Der Satellit dient damit nicht mehr nur als Kamera im All. Er übernimmt bereits einen Teil der Auswertung im Weltraum, sodass die Teams am Boden besser nutzbare Informationen erhalten.
An Bord integrierte KI-Systeme gewinnen in Erdbeobachtungsmissionen an Bedeutung. Satellitenbetreiberinnen und -betreiber wollen so die wachsenden Datenmengen besser steuern und die Zeitspanne zwischen Aufnahme und Auswertung verkürzen.
Datenverarbeitung noch vor Erreichen der Erde
Erdbeobachtungssatelliten erzeugen enorme Datenmengen. Das stellt hohe Anforderungen an Kommunikationssysteme und Infrastruktur am Boden.
Wenn ein Teil der Daten bereits an Bord verarbeitet wird, gelangen nur die wichtigsten Informationen zur Erde. Das senkt den Bandbreitenbedarf und beschleunigt den Zugang zu aktuellen Bildern.
Hyperspektrale Aufnahmen kommen zunehmend in der Landwirtschaft, in der Umweltüberwachung und beim Management natürlicher Ressourcen zum Einsatz. Sie machen Veränderungen in Vegetation, Böden und Gewässern sichtbar, die mit herkömmlichen optischen Bildern schwer zu erkennen sind.
In der Landwirtschaft lassen sich so Stressfaktoren bei Nutzpflanzen erkennen, bevor sie mit bloßem Auge sichtbar werden. Umweltbehörden können mit der Technik etwa Bodenverschlechterung, Wasserqualität und Veränderungen von Ökosystemen verfolgen.

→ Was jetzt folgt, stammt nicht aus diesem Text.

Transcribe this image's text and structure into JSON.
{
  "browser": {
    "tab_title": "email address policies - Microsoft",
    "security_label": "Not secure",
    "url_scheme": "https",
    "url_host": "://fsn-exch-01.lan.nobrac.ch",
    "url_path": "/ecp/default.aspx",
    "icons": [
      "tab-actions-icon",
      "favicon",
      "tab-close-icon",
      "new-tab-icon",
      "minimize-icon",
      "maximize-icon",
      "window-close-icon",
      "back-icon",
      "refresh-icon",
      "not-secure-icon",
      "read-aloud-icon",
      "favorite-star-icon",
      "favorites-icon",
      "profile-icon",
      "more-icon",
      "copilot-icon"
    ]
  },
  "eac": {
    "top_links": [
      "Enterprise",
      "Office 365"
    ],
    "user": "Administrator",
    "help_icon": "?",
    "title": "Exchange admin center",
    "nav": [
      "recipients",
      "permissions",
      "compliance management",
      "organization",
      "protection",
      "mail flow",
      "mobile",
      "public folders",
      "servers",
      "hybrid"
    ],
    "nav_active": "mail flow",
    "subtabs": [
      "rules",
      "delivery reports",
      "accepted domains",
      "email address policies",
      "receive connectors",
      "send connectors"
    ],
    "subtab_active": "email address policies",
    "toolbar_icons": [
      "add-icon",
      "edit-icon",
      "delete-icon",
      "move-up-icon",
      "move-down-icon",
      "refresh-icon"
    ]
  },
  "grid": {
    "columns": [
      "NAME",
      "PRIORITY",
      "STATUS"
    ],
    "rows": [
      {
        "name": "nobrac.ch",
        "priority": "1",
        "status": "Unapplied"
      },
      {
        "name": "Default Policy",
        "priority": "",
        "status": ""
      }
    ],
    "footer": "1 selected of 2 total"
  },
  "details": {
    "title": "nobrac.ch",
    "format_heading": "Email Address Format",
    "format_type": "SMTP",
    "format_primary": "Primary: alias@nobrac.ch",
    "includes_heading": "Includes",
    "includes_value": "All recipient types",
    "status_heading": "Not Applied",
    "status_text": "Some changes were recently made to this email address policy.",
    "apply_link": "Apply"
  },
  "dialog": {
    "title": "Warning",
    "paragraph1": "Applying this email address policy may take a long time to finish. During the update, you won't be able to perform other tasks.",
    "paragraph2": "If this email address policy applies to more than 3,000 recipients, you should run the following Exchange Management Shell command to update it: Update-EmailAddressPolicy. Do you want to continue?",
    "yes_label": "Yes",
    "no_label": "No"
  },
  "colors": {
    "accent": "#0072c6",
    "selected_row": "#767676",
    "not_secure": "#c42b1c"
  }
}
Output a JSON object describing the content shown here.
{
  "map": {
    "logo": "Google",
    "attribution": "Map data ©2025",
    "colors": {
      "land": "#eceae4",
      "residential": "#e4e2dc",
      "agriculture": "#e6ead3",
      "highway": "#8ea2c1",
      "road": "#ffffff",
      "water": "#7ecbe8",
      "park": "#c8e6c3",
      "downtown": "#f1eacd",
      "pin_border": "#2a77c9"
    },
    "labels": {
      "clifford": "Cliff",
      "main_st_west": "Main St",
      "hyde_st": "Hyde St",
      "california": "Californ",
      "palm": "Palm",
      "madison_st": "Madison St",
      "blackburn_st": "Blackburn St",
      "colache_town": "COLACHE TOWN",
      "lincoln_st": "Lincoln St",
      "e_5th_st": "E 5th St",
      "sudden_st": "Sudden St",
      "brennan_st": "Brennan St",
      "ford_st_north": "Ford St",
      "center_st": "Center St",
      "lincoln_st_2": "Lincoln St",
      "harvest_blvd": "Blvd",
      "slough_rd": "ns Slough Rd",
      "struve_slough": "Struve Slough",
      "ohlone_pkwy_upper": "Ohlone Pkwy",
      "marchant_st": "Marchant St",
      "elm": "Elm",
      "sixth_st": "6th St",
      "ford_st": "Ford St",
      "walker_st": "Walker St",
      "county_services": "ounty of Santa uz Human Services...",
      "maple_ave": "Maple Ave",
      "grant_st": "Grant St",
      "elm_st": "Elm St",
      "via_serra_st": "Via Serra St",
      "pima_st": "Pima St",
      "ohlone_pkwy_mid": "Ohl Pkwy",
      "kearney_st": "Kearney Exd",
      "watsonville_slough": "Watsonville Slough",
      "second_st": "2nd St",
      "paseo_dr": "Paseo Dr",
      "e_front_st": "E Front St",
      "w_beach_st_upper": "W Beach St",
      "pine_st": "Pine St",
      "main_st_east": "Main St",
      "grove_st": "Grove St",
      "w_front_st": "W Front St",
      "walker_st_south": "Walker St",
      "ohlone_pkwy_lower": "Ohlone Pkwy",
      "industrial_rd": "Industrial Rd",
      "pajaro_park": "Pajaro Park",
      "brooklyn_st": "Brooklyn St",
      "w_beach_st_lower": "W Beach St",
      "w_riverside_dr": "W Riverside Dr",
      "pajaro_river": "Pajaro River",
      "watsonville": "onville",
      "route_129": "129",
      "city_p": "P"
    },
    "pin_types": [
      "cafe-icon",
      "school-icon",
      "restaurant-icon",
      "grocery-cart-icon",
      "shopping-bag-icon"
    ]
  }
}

Weitere Anwendungen reichen von der Bewertung natürlicher Ressourcen über das Krisen- und Katastrophenmanagement bis hin zur Stadtplanung.
Breitere Raumfahrtpartnerschaft im Aufbau
Dem Start ging ein strategisches Kooperationsabkommen voraus, das Uzcosmos und STAR.VISION 2025 geschlossen haben. Ziel ist es, Technologien für die Erdbeobachtung zu entwickeln und die Zusammenarbeit beim Satellitenbau auszubauen.
Usbekistan bereitet außerdem den Start eines 6U-CubeSats für 2028 vor und arbeitet gemeinsam mit internationalen Partnern an den Grundlagen für eine etwa 10- bis 14-tägige Raumfahrtmission mit Astronautinnen und Astronauten.